Table. eighteen. Modern Aitigistamiy drugs

Antihistamines of the 2nd generation antihistamines are more effective. They can be used in the daytime.

In order to stabilize the membranes of the fat cells, Kromons are prescribed - nascar Membrane-stabilizing drugs: ketotifen, vitamin E, Dimphosbon, Xidipon, Antioxidants ( vitamins A, C, polyunsaturated fatty acids), vitamins and B.15, zinc, iron preparations. Effective anti-leukotriene preparations ( montelukast, Zafirlukast and etc.).

To normalize the function of the gastrointestinal tract and biocenosis of the intestine, enzyme preparations are shown ( feed, Mezim-Forte, Poletrath, Creon) and factors contributing to intestinal colonization normal microfloraoy (probiotics - lactobacterin, bifidobacteria, enterol, bakyubyl and etc.; Prebiotics - inulin, fructoligosachary, galactoligosaccharides; Synbiotics - fructoligosacheri + bifidobacteria, lactiol + lactobacilli, etc.).

For sorption of food allergens systematically use enterosorbents: activated coal, smect, polypesman, Belosorb.

Systemic glucocorticoids and immunosuppressive therapy are used in severe flow and insufficient effectiveness of all other methods of treatment.

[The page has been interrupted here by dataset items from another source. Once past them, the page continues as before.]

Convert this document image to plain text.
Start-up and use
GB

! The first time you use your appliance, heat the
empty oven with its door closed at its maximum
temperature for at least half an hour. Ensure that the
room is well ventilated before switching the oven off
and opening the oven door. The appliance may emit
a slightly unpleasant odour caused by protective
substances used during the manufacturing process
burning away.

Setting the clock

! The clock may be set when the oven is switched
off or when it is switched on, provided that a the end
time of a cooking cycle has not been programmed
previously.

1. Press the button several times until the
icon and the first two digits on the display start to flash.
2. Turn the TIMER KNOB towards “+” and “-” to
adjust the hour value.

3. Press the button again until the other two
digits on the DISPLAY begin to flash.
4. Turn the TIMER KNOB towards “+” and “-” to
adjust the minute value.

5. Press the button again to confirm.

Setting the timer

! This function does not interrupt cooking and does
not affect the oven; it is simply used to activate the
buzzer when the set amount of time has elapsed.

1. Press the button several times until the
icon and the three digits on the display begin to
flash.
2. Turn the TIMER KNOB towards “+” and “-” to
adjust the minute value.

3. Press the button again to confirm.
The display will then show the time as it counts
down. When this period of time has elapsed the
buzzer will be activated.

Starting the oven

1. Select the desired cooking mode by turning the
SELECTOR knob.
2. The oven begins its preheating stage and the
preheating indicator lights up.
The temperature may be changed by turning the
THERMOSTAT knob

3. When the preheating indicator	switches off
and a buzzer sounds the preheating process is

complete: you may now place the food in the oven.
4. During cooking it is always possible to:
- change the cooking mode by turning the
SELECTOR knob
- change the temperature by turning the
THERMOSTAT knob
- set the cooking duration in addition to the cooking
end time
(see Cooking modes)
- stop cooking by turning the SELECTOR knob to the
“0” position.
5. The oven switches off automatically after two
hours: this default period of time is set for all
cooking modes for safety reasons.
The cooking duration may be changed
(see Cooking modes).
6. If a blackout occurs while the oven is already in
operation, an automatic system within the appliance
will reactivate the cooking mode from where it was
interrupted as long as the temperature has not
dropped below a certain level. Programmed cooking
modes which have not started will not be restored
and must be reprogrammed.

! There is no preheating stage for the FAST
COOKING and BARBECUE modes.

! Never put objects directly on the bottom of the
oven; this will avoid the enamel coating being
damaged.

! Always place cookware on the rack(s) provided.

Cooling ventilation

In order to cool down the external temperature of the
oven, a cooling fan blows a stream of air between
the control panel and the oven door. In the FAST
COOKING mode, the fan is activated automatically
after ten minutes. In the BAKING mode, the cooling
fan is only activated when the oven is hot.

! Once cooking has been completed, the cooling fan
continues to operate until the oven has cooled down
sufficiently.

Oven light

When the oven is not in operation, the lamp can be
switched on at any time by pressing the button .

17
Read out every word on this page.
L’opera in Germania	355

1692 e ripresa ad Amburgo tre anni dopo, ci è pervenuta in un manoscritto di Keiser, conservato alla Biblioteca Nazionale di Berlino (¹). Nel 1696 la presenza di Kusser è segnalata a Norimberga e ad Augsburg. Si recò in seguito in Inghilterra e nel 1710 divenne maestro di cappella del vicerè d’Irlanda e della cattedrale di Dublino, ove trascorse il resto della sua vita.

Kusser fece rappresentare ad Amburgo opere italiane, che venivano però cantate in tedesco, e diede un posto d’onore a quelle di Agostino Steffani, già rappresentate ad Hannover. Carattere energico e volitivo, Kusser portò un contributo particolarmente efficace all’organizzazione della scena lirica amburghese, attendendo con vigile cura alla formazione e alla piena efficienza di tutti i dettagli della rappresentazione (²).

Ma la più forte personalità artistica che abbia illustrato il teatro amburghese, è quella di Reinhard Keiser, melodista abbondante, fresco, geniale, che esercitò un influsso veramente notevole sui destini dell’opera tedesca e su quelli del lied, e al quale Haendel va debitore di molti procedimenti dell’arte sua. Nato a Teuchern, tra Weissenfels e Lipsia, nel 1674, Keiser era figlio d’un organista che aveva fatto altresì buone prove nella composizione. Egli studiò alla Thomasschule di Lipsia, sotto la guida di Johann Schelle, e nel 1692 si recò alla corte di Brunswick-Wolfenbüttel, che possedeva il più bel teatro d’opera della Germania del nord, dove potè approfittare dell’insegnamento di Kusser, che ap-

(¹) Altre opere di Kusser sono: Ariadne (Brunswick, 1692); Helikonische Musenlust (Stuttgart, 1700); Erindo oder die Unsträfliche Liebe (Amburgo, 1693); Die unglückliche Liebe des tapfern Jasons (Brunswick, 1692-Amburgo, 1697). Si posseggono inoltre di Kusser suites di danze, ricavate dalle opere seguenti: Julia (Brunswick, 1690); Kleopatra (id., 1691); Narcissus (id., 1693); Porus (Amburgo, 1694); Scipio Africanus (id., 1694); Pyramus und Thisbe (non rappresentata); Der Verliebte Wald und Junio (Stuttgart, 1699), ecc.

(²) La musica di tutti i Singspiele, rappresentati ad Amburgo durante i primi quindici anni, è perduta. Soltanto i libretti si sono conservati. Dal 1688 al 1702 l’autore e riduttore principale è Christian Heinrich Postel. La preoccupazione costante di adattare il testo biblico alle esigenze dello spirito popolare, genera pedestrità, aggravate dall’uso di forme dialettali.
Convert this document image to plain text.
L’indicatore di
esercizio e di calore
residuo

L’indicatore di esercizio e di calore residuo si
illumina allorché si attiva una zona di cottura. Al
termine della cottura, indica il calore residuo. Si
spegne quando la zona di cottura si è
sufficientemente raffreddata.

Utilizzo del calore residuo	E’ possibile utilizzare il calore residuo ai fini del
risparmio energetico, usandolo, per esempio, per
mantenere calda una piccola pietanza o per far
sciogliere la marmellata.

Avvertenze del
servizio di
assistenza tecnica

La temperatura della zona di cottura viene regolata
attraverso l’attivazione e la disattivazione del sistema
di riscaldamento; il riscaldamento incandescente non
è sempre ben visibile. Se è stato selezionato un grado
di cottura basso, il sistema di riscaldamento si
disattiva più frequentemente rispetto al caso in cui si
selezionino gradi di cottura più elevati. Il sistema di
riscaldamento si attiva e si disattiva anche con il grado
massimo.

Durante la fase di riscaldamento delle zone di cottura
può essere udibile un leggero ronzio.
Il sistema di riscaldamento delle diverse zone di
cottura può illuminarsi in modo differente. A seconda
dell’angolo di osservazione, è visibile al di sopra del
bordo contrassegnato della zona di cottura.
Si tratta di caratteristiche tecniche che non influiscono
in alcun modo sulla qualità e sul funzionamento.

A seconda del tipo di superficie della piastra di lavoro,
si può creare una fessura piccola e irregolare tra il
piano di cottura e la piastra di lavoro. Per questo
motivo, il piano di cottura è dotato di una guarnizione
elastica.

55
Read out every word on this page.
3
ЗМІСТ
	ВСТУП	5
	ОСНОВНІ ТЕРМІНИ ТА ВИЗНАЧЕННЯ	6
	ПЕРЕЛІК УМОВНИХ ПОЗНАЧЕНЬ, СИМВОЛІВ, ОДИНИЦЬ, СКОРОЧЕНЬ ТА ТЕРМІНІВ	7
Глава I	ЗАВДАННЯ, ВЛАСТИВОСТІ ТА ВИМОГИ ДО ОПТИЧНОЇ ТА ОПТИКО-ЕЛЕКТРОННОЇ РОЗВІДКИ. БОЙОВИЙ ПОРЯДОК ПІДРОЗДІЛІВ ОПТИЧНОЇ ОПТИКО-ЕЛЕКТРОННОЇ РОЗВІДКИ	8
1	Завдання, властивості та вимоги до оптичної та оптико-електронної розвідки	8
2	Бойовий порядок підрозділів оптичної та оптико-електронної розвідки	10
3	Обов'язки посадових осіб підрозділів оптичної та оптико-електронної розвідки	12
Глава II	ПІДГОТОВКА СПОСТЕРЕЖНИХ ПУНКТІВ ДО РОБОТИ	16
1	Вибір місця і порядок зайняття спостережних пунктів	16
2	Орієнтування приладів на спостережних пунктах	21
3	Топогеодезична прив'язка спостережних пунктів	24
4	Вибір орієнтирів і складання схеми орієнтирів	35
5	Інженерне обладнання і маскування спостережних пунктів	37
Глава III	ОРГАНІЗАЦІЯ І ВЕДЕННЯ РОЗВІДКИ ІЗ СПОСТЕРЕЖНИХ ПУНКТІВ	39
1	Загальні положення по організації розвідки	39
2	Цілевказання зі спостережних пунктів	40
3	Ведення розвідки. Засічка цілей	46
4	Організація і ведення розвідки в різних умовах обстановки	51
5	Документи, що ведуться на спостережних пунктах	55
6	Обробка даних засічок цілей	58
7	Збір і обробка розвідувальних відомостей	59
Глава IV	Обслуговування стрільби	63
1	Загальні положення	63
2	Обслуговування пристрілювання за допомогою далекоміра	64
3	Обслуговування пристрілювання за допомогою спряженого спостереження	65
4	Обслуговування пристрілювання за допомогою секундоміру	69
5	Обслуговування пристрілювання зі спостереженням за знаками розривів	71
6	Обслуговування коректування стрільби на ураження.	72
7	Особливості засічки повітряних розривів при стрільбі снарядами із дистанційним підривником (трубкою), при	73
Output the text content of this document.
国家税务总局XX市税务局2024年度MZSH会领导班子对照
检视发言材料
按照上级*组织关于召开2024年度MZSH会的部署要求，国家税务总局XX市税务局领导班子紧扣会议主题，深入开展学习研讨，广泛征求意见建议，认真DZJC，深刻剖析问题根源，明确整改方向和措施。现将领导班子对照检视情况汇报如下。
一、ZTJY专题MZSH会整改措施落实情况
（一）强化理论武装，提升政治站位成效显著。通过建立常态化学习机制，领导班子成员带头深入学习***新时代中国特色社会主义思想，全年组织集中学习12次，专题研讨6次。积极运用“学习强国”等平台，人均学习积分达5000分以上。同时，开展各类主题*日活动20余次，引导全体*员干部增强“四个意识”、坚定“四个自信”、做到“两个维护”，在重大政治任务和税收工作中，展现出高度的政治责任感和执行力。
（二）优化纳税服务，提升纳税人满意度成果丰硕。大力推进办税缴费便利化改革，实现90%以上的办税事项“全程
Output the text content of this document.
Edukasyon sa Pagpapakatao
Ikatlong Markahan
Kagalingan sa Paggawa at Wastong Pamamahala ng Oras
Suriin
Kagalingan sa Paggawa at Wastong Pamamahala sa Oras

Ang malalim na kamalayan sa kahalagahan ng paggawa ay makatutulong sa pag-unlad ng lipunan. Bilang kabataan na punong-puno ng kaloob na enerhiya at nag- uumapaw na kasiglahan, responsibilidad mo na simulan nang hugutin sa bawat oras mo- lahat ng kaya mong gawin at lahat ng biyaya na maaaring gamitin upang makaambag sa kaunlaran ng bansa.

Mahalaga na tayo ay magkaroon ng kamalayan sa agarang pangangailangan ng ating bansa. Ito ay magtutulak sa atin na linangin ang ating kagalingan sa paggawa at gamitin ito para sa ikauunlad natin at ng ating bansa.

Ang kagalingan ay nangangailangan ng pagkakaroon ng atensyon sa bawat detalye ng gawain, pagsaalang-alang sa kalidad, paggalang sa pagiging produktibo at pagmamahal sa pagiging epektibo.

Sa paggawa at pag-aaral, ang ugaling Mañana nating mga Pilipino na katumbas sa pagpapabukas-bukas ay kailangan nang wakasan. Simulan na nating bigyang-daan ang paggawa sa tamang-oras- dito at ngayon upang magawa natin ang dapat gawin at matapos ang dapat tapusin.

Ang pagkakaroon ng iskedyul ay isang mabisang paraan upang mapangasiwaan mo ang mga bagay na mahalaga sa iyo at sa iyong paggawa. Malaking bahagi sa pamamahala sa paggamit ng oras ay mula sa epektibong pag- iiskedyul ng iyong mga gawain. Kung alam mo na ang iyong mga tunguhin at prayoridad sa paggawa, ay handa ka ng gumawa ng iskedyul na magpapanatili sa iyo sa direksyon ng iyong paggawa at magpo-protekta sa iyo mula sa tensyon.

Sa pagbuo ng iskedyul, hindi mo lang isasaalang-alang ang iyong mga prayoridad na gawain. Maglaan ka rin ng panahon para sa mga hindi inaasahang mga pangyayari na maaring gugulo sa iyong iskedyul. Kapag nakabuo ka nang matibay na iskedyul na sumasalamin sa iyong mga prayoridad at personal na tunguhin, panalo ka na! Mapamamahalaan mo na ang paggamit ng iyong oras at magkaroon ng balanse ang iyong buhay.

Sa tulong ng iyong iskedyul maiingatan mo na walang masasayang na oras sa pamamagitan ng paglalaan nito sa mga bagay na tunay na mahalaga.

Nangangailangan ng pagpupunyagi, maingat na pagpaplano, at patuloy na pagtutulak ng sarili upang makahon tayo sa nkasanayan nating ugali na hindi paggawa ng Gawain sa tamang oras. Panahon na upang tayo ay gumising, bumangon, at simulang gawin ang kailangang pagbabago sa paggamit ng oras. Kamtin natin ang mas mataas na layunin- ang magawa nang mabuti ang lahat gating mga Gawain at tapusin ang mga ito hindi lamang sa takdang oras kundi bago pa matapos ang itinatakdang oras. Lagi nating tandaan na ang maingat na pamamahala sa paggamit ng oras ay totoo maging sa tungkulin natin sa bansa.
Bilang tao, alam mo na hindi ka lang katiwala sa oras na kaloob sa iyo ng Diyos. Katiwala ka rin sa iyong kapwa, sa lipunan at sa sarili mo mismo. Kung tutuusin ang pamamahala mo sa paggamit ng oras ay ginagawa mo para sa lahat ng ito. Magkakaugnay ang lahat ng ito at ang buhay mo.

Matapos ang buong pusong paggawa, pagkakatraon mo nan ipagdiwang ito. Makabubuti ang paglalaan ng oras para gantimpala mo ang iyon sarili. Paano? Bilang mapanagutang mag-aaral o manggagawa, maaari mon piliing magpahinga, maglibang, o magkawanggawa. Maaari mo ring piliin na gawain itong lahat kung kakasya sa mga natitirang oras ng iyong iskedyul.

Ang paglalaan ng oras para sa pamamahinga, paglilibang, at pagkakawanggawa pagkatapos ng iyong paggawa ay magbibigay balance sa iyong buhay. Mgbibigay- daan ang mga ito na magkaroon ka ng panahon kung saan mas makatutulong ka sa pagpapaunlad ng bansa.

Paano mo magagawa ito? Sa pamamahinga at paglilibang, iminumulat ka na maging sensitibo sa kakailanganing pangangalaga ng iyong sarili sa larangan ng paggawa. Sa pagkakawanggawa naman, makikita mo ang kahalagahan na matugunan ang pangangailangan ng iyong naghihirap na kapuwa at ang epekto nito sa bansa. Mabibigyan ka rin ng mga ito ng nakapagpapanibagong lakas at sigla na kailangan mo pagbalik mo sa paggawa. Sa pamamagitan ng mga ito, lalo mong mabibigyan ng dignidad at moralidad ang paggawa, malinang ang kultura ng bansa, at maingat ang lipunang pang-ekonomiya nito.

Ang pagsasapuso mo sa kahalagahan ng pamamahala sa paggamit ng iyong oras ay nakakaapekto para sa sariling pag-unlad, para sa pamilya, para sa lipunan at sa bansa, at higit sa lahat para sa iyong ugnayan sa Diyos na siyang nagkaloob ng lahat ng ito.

Prevention.Primary prophylaxis It must be carried out during the period of intrauterine development and continue after the child's birth.

Significantly increase the risk of formation of atopic dermatitis in a child High antigenic loads during pregnancy (the abuse of high-allergy products, one-sided carbohydrate nutrition, an irredising drug, gestosis, effects of professional allergens).

In the first year of the child's life, its breastfeeding, rational nutrition of a nursing mother, the correct introduction of a doctor, hypoallergenic life.

The primary prevention of atopic dermatitis also provides for the prevention of smoking during pregnancy and in the house where the child is located, eliminating the contact of a pregnant woman and child with pets, a decrease in the contact of children with chemicals in everyday life.

Secondary prophylaxis It is to prevent recurrence. In breastfeeding, it is essential to significantly reduce the severity of the course of the disease may comply with the mother of a hypoallergenic diet, receiving probiotics. It matters their use in the child. If it is impossible to breastfeeding, the use of hypoallergenic mixtures is recommended. In the future, the basic principle of diet and therapy remains an exception from the edible diet of the causing allergen.

In the system of prophylactic measures, the hygienic content of the room is very important (the use of air conditioner in hot weather, use during harvesting vacuum vacuum cleaner, etc.), providing hypoallergenic life, child learning and family.

The essential link of secondary prevention is skin care (the correct use of nutrient and moisturizing agents and therapeutic drugs, applying sunscreen sunscreen, daily reception of the cool shower, use for washing of stuffing fabric, not allowing intensive skin friction, wearing cotton fabrics , silk, flax, exclusion from the wardrobe of products from wool and animal fur, regular change of bed linen, use for bedding with synthetic fillers. During the aggravation, the child shows a dream in cotton gloves and socks, a short nail coloring, applying for washing liquid detergents.